Histology
Individuals with BHD syndrome are predisposed to develop renal cell carcinoma (RCC) (Toro et al., 1999; Zbar et al., 2002). Unlike other genetic disorders with this predisposition, renal tumours associated with BHD syndrome are histologically diverse. Chromophobe, oncocytic, clear-cell and papillary renal cell carcinomas have all been identified in BHD patients, however the most commonly occurring histological subtype is a hybrid chromophobe and oncocytic renal tumour (with an approximate incidence of 50%) (Pavlovich et al., 2002; Warwick et al., 2010). Several other mixed patterns can also occur (Pavlovich et al., 2005; Fahmy et al., 2007; Janitzky et al., 2008; Kluijt et al., 2009). Six deaths have been reported in BHD patients due to metastatic renal cancer, all of which were of the clear-cell or papillary histology (Pavlovich et al., 2005; Toro et al., 2008; Claessens et al., 2010).

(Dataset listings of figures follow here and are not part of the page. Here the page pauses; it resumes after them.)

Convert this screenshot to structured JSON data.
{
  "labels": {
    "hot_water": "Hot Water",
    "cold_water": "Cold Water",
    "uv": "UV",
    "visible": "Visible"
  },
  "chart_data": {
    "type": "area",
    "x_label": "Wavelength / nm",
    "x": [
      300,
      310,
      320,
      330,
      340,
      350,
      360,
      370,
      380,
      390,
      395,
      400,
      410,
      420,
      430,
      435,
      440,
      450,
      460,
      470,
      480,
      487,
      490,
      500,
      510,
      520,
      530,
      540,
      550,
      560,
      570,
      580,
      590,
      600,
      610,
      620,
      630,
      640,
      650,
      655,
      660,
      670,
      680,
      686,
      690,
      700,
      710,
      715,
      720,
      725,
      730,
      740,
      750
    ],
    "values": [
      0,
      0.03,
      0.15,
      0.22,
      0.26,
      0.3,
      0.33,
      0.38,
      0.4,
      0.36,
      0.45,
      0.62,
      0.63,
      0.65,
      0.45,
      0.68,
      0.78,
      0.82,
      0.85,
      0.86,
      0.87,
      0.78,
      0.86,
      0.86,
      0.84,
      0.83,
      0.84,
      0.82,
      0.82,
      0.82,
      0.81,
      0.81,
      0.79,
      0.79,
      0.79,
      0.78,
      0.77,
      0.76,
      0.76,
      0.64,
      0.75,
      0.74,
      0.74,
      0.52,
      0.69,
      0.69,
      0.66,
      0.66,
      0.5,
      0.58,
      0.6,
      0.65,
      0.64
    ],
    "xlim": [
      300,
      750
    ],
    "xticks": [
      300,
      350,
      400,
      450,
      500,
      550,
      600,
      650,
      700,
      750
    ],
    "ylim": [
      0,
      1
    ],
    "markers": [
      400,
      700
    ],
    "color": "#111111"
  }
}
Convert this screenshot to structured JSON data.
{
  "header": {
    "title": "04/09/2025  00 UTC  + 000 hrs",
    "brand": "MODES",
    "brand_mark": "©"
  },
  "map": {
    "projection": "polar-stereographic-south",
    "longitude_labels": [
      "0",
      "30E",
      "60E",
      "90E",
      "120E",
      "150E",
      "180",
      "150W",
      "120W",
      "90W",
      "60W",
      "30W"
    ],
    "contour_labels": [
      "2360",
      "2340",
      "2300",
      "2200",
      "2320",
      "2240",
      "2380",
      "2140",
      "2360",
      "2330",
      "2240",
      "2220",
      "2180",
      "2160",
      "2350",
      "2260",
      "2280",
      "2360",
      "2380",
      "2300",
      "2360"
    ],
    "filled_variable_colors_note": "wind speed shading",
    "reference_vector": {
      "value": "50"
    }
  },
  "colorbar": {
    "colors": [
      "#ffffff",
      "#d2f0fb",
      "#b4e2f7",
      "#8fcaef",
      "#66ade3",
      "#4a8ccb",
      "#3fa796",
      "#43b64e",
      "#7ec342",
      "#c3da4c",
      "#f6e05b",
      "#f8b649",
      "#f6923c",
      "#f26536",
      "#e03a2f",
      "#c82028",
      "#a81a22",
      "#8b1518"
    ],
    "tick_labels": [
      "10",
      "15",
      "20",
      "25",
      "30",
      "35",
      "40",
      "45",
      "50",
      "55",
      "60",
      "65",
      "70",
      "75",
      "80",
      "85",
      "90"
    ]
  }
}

It is unclear from which part of the kidney the tumours arise. Due to the high percentage of chromophobe tumours, Pavlovich et al. (2002) initially believed the tumours to arise from the distal nephron. However, two independent studies observed FLCN expression in the proximal tubules of mice kidneys, suggesting the site of origination (Chen et al., 2008; Hudon et al., 2010).
Prevalence
Renal cancer is the most life-threatening complication associated with BHD syndrome. A study by Toro et al. (2008) assessed 89 BHD syndrome patients and found 34% had renal tumours. The mean age of first renal tumour diagnosis was 50.7 years (Pavlovich et al., 2002), with the earliest reported age of 20 years (Khoo et al., 2002). A study of 18 BHD patients with RCC found 60% had bilateral renal tumours and 77% had multiple tumours, with an average of 5.3 tumours per patient (Pavlovich et al., 2002).
FLCN association
Other genetic diseases that lead to renal cell carcinoma seem to show a strong genotype-phenotype correlation (Pavlovich et al., 2004). For example, clear-cell RCC in von Hippel-Lindau syndrome is associated with mutations in the VHL gene, and hereditary papillary RCC is associated with mutations in the MET gene. A study by Gatalica et al. (2009) analysed the multiple tumour types found in one BHD patient and identified mutations and epigenetic events associated with the specific tumour types. Oncocytic tumours were found to have a second FLCN mutation, oncocytic papillary tumours had methylation of FLCN and a mutation in the MET gene, whereas clear-cell tumours had a mutation in the VHL gene along with VHL promoter methylation.
A loss of FLCN expression is rare in sporadic renal cell carcinomas (Khoo et al., 2003). However somatic FLCN mutations have been reported, suggesting that FLCN is involved in the normal cellular functions that regulate growth and proliferation in the kidney, and that the aberrant functioning of FLCN is a mechanism of pathogenesis in both sporadic and BHD related renal carcinogenesis (Gad et al., 2007; Woodward et al., 2008).